Les élections municipales approchent à grands pas, et à Sainte-Suzanne, le paysage politique se dessine déjà. Sur le plateau d’Antenne Réunion, à l’invitation du 19h, Maurice Gironcel a accepté de répondre aux questions d’Antoine Hassler. C’était sa première prise de parole télévisée depuis sa condamnation dans l’affaire des marchés truqués du SIDELEC.
Interrogé d’emblée sur ses intentions pour mars 2026, l’élu a tenu à clarifier son positionnement politique :
« Vous vous adressez à un militant du Parti communiste réunionnais depuis plus de 50 ans. Je suis un militant, et je le resterai pour la population de Sainte-Suzanne et de La Réunion. »
« J’avance que je ne serai pas candidat aux élections municipales de 2026 »
Maurice Gironcel annonce avoir pris sa décision : il ne briguera pas un nouveau mandat. Un choix qu’il justifie par un contexte général compliqué : « La situation est inquiétante et pas facile. Il y a un contexte de tension budgétaire lié à l’adoption du Budget 2026 de l’État et une campagne sucrière catastrophique pour les agriculteurs à La Réunion... J’ai donc décidé de passer la main. Même si j’ai la possibilité de me présenter grâce à des recours suspensifs, j’ai pris cette décision. »
L’élu rappelle néanmoins vouloir continuer à peser dans le débat local : « Je ne me présenterai pas en 2026, mais je continue mon combat en tant que militant. »
Un appel à l’union de la gauche
Maurice Gironcel a martelé le même message tout au long de l’entretien :
la gauche doit se rassembler pour espérer gagner à Sainte-Suzanne.
« J’appelle la population, surtout les forces politiques de gauche et de progrès, à se réunir. L’union fait gagner. La division fait perdre. »

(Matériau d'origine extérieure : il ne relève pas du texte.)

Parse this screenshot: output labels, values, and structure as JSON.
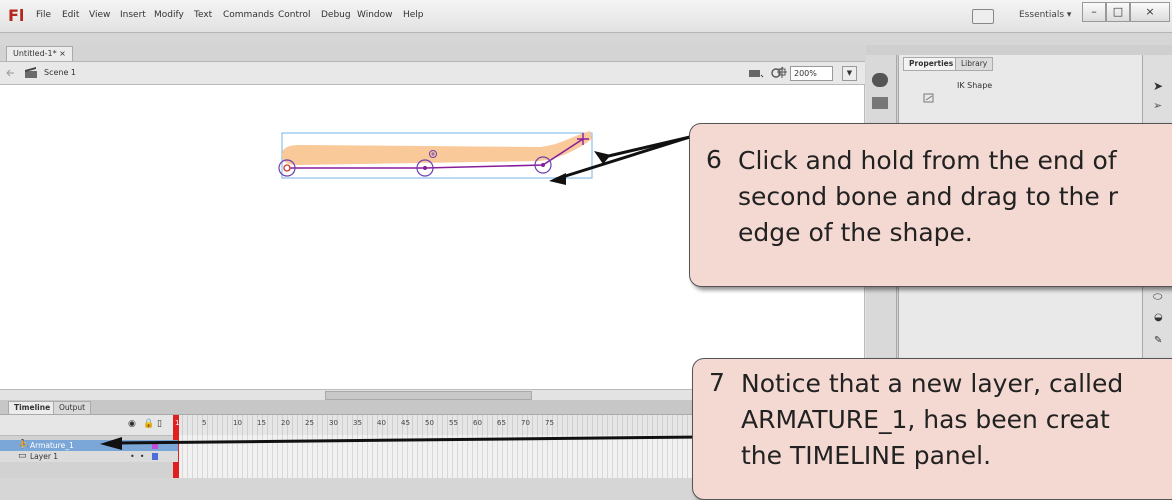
{
  "app": {
    "logo": "Fl"
  },
  "menu": [
    "File",
    "Edit",
    "View",
    "Insert",
    "Modify",
    "Text",
    "Commands",
    "Control",
    "Debug",
    "Window",
    "Help"
  ],
  "workspace": {
    "label": "Essentials ▾"
  },
  "window_buttons": {
    "minimize": "–",
    "maximize": "□",
    "close": "×"
  },
  "document": {
    "tab": "Untitled-1*  ×",
    "scene": "Scene 1",
    "zoom": "200%"
  },
  "properties": {
    "tabs": [
      "Properties",
      "Library"
    ],
    "selection": "IK Shape"
  },
  "timeline": {
    "tabs": [
      "Timeline",
      "Output"
    ],
    "frame_numbers": [
      "1",
      "5",
      "10",
      "15",
      "20",
      "25",
      "30",
      "35",
      "40",
      "45",
      "50",
      "55",
      "60",
      "65",
      "70",
      "75"
    ],
    "layers": [
      {
        "name": "Armature_1"
      },
      {
        "name": "Layer 1"
      }
    ]
  },
  "callouts": [
    {
      "number": "6",
      "lines": [
        "Click and hold from the end of",
        "second bone and drag to the r",
        "edge of the shape."
      ]
    },
    {
      "number": "7",
      "lines": [
        "Notice that a new layer, called",
        "ARMATURE_1, has been creat",
        "the TIMELINE panel."
      ]
    }
  ],
  "colors": {
    "shape_fill": "#f9c99a",
    "bone": "#8a1d9c",
    "selection": "#76b3e6",
    "callout_bg": "#f4d9d2",
    "frame_marker": "#e02020"
  }
}
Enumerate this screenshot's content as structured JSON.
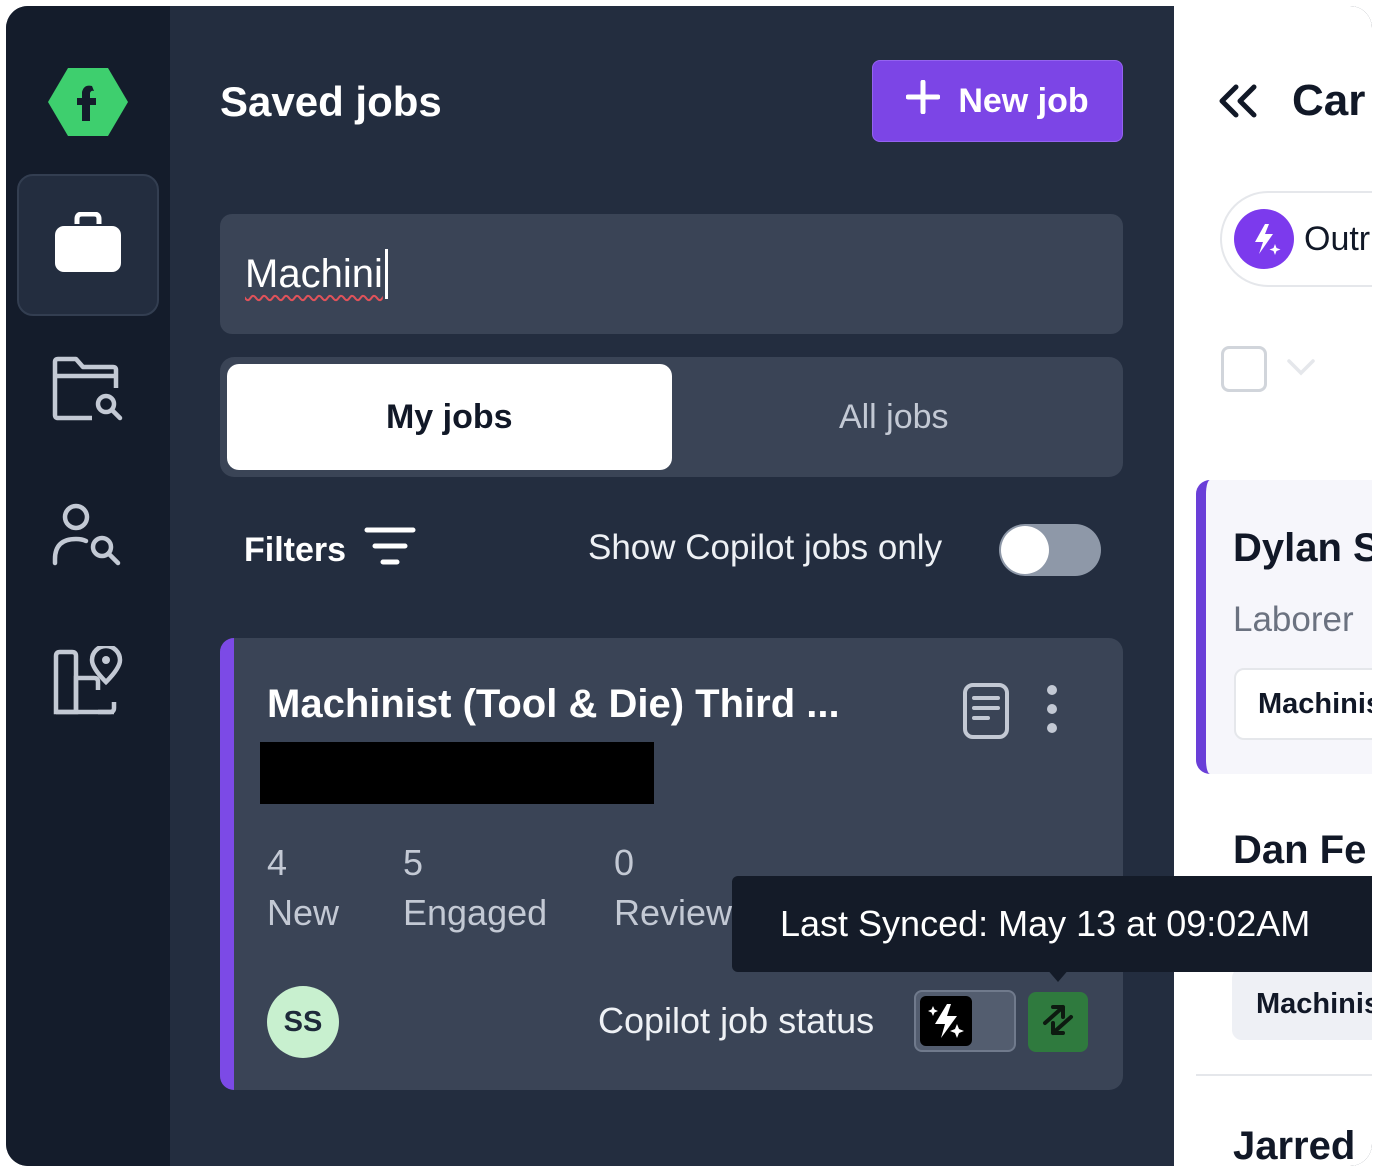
{
  "rail": {
    "items": [
      {
        "icon": "briefcase-icon",
        "active": true
      },
      {
        "icon": "folder-search-icon",
        "active": false
      },
      {
        "icon": "person-search-icon",
        "active": false
      },
      {
        "icon": "building-location-icon",
        "active": false
      }
    ]
  },
  "saved_jobs": {
    "title": "Saved jobs",
    "new_job_label": "New job",
    "search_value": "Machini",
    "tabs": [
      {
        "label": "My jobs",
        "active": true
      },
      {
        "label": "All jobs",
        "active": false
      }
    ],
    "filters_label": "Filters",
    "copilot_only_label": "Show Copilot jobs only",
    "copilot_only_enabled": false
  },
  "job_card": {
    "title": "Machinist (Tool & Die) Third ...",
    "stats": [
      {
        "value": "4",
        "label": "New"
      },
      {
        "value": "5",
        "label": "Engaged"
      },
      {
        "value": "0",
        "label": "Review"
      }
    ],
    "owner_initials": "SS",
    "copilot_status_label": "Copilot job status",
    "tooltip": "Last Synced: May 13 at 09:02AM"
  },
  "candidates": {
    "title": "Car",
    "outreach_label": "Outr",
    "items": [
      {
        "name": "Dylan S",
        "role": "Laborer",
        "tag": "Machinist"
      },
      {
        "name": "Dan Fe",
        "role": "",
        "tag": "Machinist"
      },
      {
        "name": "Jarred",
        "role": "",
        "tag": ""
      }
    ]
  },
  "colors": {
    "rail_bg": "#141c2b",
    "panel_bg": "#232d3f",
    "accent": "#7c45e6",
    "sync_green": "#2f7a3e"
  }
}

Alors que plusieurs candidatures auraient déjà émergé, il regrette qu’elles soient « isolées dans leur coin ».
Pour désigner un candidat unique, il annonce sa méthode : « Une discussion doit d’abord avoir lieu. Quand elle aura abouti, je réunirai la section de Sainte-Suzanne et nous prendrons une décision. »
Interrogé sur ses relations avec la Plateforme Réunionnaise, avec laquelle il était présent lors de la rentrée politique d’août, Maurice Gironcel se veut ouvert : « Je suis pour la réconciliation des forces de gauche. C’est pour cela que je lance cet appel à l’ensemble des forces progressistes. »
Un contexte judiciaire encore en suspens
À ce stade, aucun nom n’est officiellement avancé pour lui succéder.
Gironcel refuse de désigner un favori pour le moment.